Well, on the one hand, I could say that in most cases, earning money defines professionalism.
To put it in perspective, I’ve far exceeded the advances I would’ve gotten if I would’ve sold my novels to either the small press or lower-tier paperback publishers. And I’ve accomplished this within 15 months of my first indie release. Paperback advances are for contracts that last from 5-7 years. Most books never earn the author more than the advance. As I see it, I have 3-5 more years of earnings per book before those supposed professional contracts would’ve expired. My titles would’ve been relegated to limbo for years, most likely already pulled from bookstore shelves. I’m no longer insecure about my place in the publishing world; I travel a path of my own creation.
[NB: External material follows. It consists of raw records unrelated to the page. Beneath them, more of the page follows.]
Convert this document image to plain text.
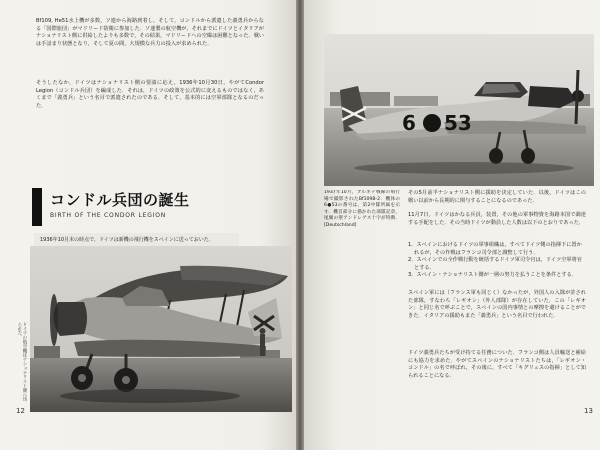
Bf109, He51水上機が多数，ソ連から海路到着し，そして，コンドルから派遣した義勇兵からなる「国際旅団」がマドリード防衛に参加した．ソ連製の航空機が，それまでにドイツとイタリアがナショナリスト側に供給したよりも多数で，その結果，マドリードへの空爆は困難となった．戦いは手詰まり状態となり，そして夏の間，大規模な兵力の投入が求められた．

そうしたなか，ドイツはナショナリスト側の要請に応え，1936年10月30日，やがてCondor Legion（コンドル兵団）を編成した．それは，ドイツの政策を公式的に変えるものではなく，あくまで「義勇兵」という名目で派遣されたのである．そして，基本的には空軍部隊となるのだった．

コンドル兵団の誕生
BIRTH OF THE CONDOR LEGION
1936年10月末の時点で，ドイツは新機の飛行機をスペインに送っておいた．
ドイツの航空機はナショナリスト側へ送られた．
12
6 53

1937年10月，ブルネテ戦線の飛行場で撮影されたBf109B-2．機体の6●53の番号は，第2中隊所属を示す．機首部分に描かれた部隊記章，尾翼の聖アンドレアス十字が特徴．[Deutschland]

その5月前半ナショナリスト側に援助を決定していた．以後，ドイツはこの戦い以前から長期的に関与することになるのであった．

11月7日，ドイツはかなる兵員，装置，その他の軍事物資を海路本国で調達する手配をした．その当時ドイツが動員した人数は以下のとおりであった．

1．スペインにおけるドイツの軍事組織は，すべてドイツ側の指揮下に置かれるが，その作戦はフランコ司令部と調整して行う．
2．スペインでの全作戦行動を統括するドイツ軍司令官は，ドイツ空軍将官とする．
3．スペイン・ナショナリスト側が一層の努力を払うことを条件とする．

スペイン軍には（フランス軍も同じく）なかったが，外国人の入隊が許された部隊，すなわち「レギオン」（外人部隊）が存在していた．この「レギオン」と同じ名で呼ぶことで，スペインの国内事情との摩擦を避けることができた．イタリアの援助もまた「義勇兵」という名目で行われた．

ドイツ義勇兵たちが受け持てる任務についた．フランコ側は人員輸送と補給にも協力を求めた．やがてスペインのナショナリストたちは，「レギオン・コンドル」の名で呼ばれ，その後に，すべて「キグリュスの指揮」として知られることになる．

13
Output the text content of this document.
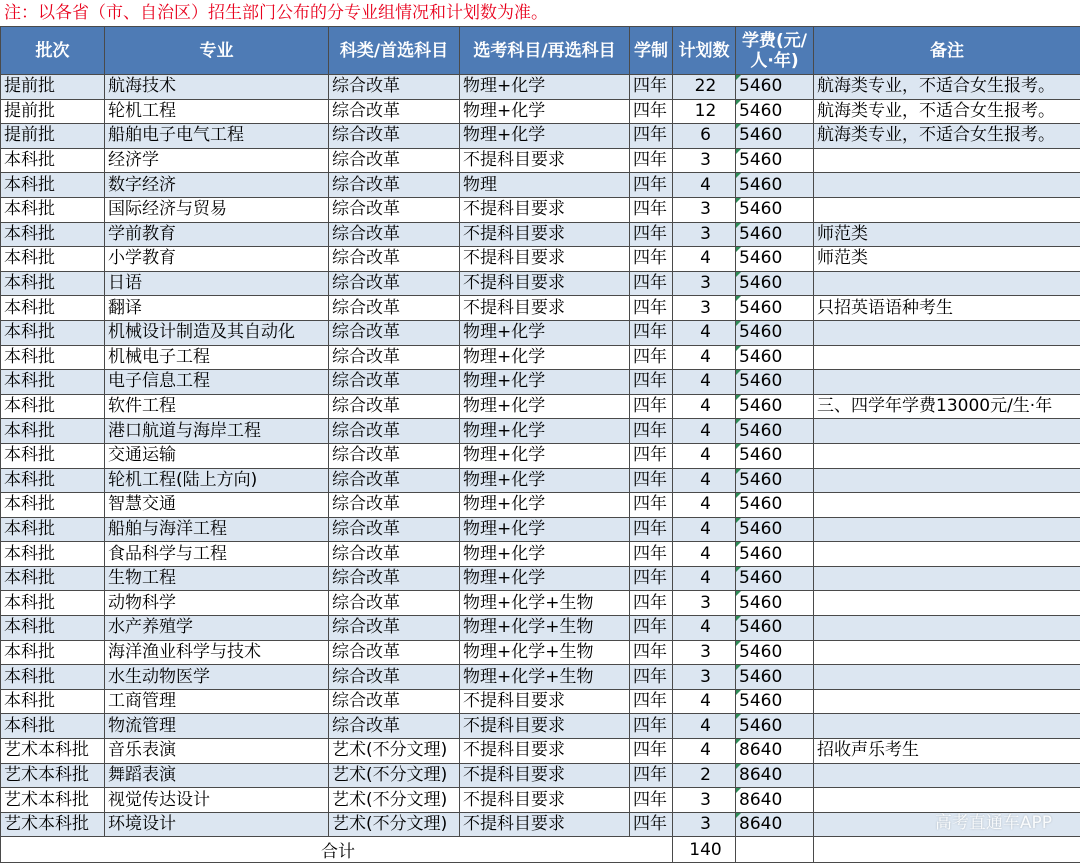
注：以各省（市、自治区）招生部门公布的分专业组情况和计划数为准。
批次	专业	科类/首选科目	选考科目/再选科目	学制	计划数	学费(元/人·年)	备注
提前批	航海技术	综合改革	物理+化学	四年	22	5460	航海类专业，不适合女生报考。
提前批	轮机工程	综合改革	物理+化学	四年	12	5460	航海类专业，不适合女生报考。
提前批	船舶电子电气工程	综合改革	物理+化学	四年	6	5460	航海类专业，不适合女生报考。
本科批	经济学	综合改革	不提科目要求	四年	3	5460	
本科批	数字经济	综合改革	物理	四年	4	5460	
本科批	国际经济与贸易	综合改革	不提科目要求	四年	3	5460	
本科批	学前教育	综合改革	不提科目要求	四年	3	5460	师范类
本科批	小学教育	综合改革	不提科目要求	四年	4	5460	师范类
本科批	日语	综合改革	不提科目要求	四年	3	5460	
本科批	翻译	综合改革	不提科目要求	四年	3	5460	只招英语语种考生
本科批	机械设计制造及其自动化	综合改革	物理+化学	四年	4	5460	
本科批	机械电子工程	综合改革	物理+化学	四年	4	5460	
本科批	电子信息工程	综合改革	物理+化学	四年	4	5460	
本科批	软件工程	综合改革	物理+化学	四年	4	5460	三、四学年学费13000元/生·年
本科批	港口航道与海岸工程	综合改革	物理+化学	四年	4	5460	
本科批	交通运输	综合改革	物理+化学	四年	4	5460	
本科批	轮机工程(陆上方向)	综合改革	物理+化学	四年	4	5460	
本科批	智慧交通	综合改革	物理+化学	四年	4	5460	
本科批	船舶与海洋工程	综合改革	物理+化学	四年	4	5460	
本科批	食品科学与工程	综合改革	物理+化学	四年	4	5460	
本科批	生物工程	综合改革	物理+化学	四年	4	5460	
本科批	动物科学	综合改革	物理+化学+生物	四年	3	5460	
本科批	水产养殖学	综合改革	物理+化学+生物	四年	4	5460	
本科批	海洋渔业科学与技术	综合改革	物理+化学+生物	四年	3	5460	
本科批	水生动物医学	综合改革	物理+化学+生物	四年	3	5460	
本科批	工商管理	综合改革	不提科目要求	四年	4	5460	
本科批	物流管理	综合改革	不提科目要求	四年	4	5460	
艺术本科批	音乐表演	艺术(不分文理)	不提科目要求	四年	4	8640	招收声乐考生
艺术本科批	舞蹈表演	艺术(不分文理)	不提科目要求	四年	2	8640	
艺术本科批	视觉传达设计	艺术(不分文理)	不提科目要求	四年	3	8640	
艺术本科批	环境设计	艺术(不分文理)	不提科目要求	四年	3	8640	
合计					140		
高考直通车APP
So, in conclusion, in this new era of publishing, an author can set his or her own trajectory, and professionalism is now defined by the author, not a publisher. In this new era, authors are no longer bound to the constraints of a system rigged to syphon money away from the story’s creator. I’ve set my own trajectory, and while I’m not saying I will never take a traditional publishing deal, I would have to think long and hard about it.